Regular readers of our blog will be aware that anyone who lets out a property to a residential tenant must keep any deposit they receive on a Tenancy Deposit Scheme (TDS) (see our previous post – Residential landlords: deposit wisely!).
However, the case of ‘Superstrike’, heard last year indicates that landlords must be careful not to sit on their laurels once a deposit has been sent to a TDS and the tenant provided with the prescribed information as to that TDS.
The decision in Superstrike concerned a tenancy which was originally granted three months before the TDS requirements were introduced on 6 April 2007. On 8 January 2008 the tenancy became a statutory periodic tenancy (by virtue of section 5 of the Housing Act 1988). The deposit was not returned to the tenant.
On 22 June 2011 the landlord served a notice to determine the tenancy. The Court of Appeal decided that the notice to determine was of no effect. Although the TDS requirements did not apply to the initial 12 month fixed – term tenancy, the periodic tenancy which arose on the expiry of that tenancy was a new tenancy to which the TDS requirements did apply.
Several questions arise as a consequence of that finding:
- Is it necessary for Landlords to ‘re-protect’ deposits which were received after 6 April 2007 for fixed-term tenancies when/if they become statutory periodic continuation tenancies? On a strict application of Superstrike it would be necessary for the landlord to effect a wholesale re-registration of the deposit. Where landlords are actually able to re-register a deposit they would be well advised to do so. Some TDSs now provide for the deposit to be automatically transferred to any new fixed-term tenancy or a statutory periodic continuation tenancy.
- Is it necessary to re-serve the prescribed information as to the TDS? Irrespective of whether or not the deposit is re-registered, landlords would be well advised to re-serve the prescribed information within 30 days of the new fixed-term tenancy being granted or statutory periodic continuation tenancy arising.
- What are the consequences of a landlord failing to comply with the TDS requirements within the prescribed 30 day period?
- The tenant may claim for an order either requiring the landlord to repay the deposit to the tenant or to pay the deposit into a TDS and, in addition, for the landlord to pay a sum of money to the tenant equivalent to between the amount of the deposit (as a minimum) and three times the amount of the deposit (as a maximum).
- The landlord may not be able to serve a valid notice unless and until the tenant brings a claim or the landlord returns the deposit to the tenant. The solution of handing back the deposit, whilst unappealing to many landlords, has at least an element of simplicity about it. Or does it?

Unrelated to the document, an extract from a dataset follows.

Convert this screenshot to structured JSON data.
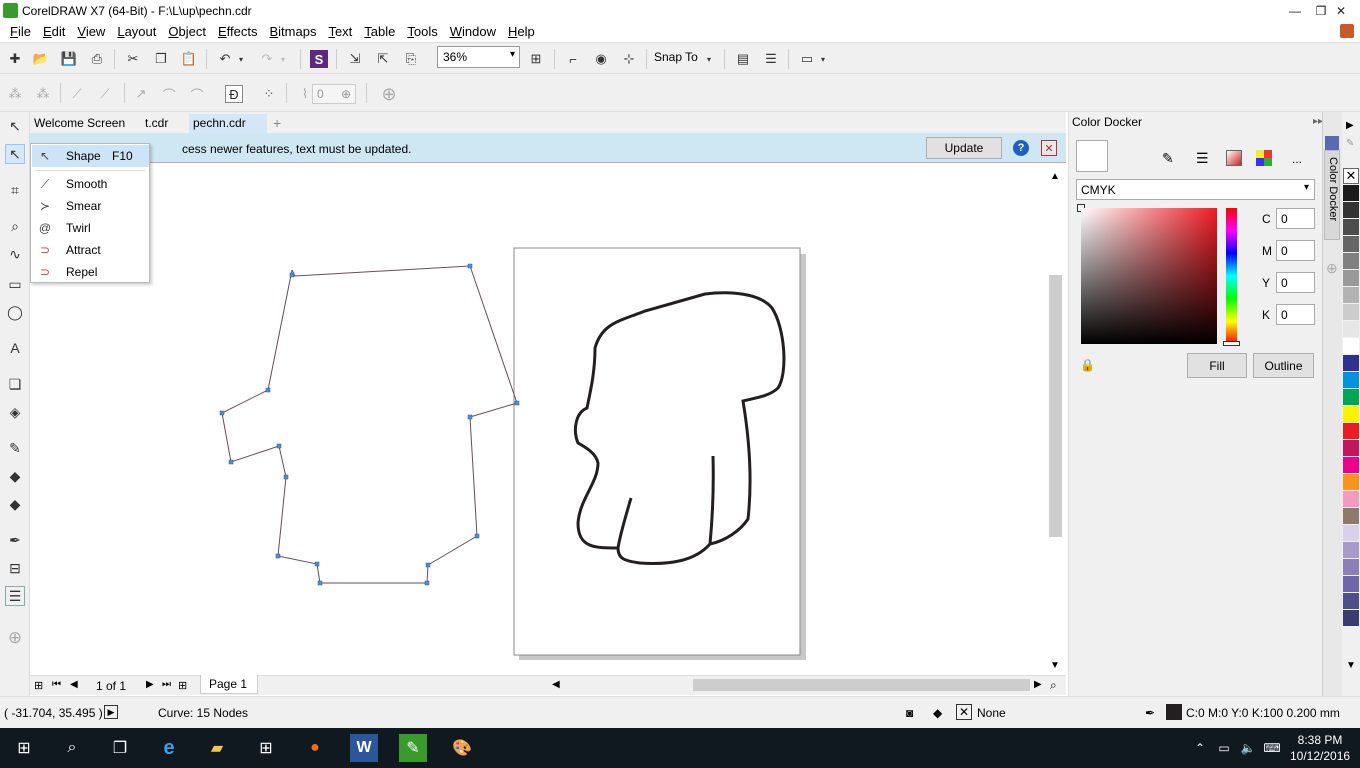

If the deposit was registered late, it will still be subject to the rules of the TDS. Many such schemes will only release a deposit if both parties agree. The tenant may well have a vested interest in refusing to accept his deposit back, at least until he is ready to move on.
The rules surrounding tenant’s deposits are largely untested by the higher courts. Landlords should be aware that whilst this decision could allow them to serve a section 21 notice after the expiry of a fixed-term tenancy where before they were unable to do so because they had failed to comply with the statutory requirements within 30 days, it also means they could be liable to the tenant for two defaults (theoretically an amount equivalent to eight times the deposit stated in the original tenancy agreement).
The clear messages for residential landlords and agents are:
- Know the TDS requirements;
- Apply them in good time after a fixed-term tenancy is granted; and
- Diarise to re-serve the prescribed TDS information (as a minimum) within 30 days should the fixed-term tenancy morph into a statutory periodic continuation tenancy.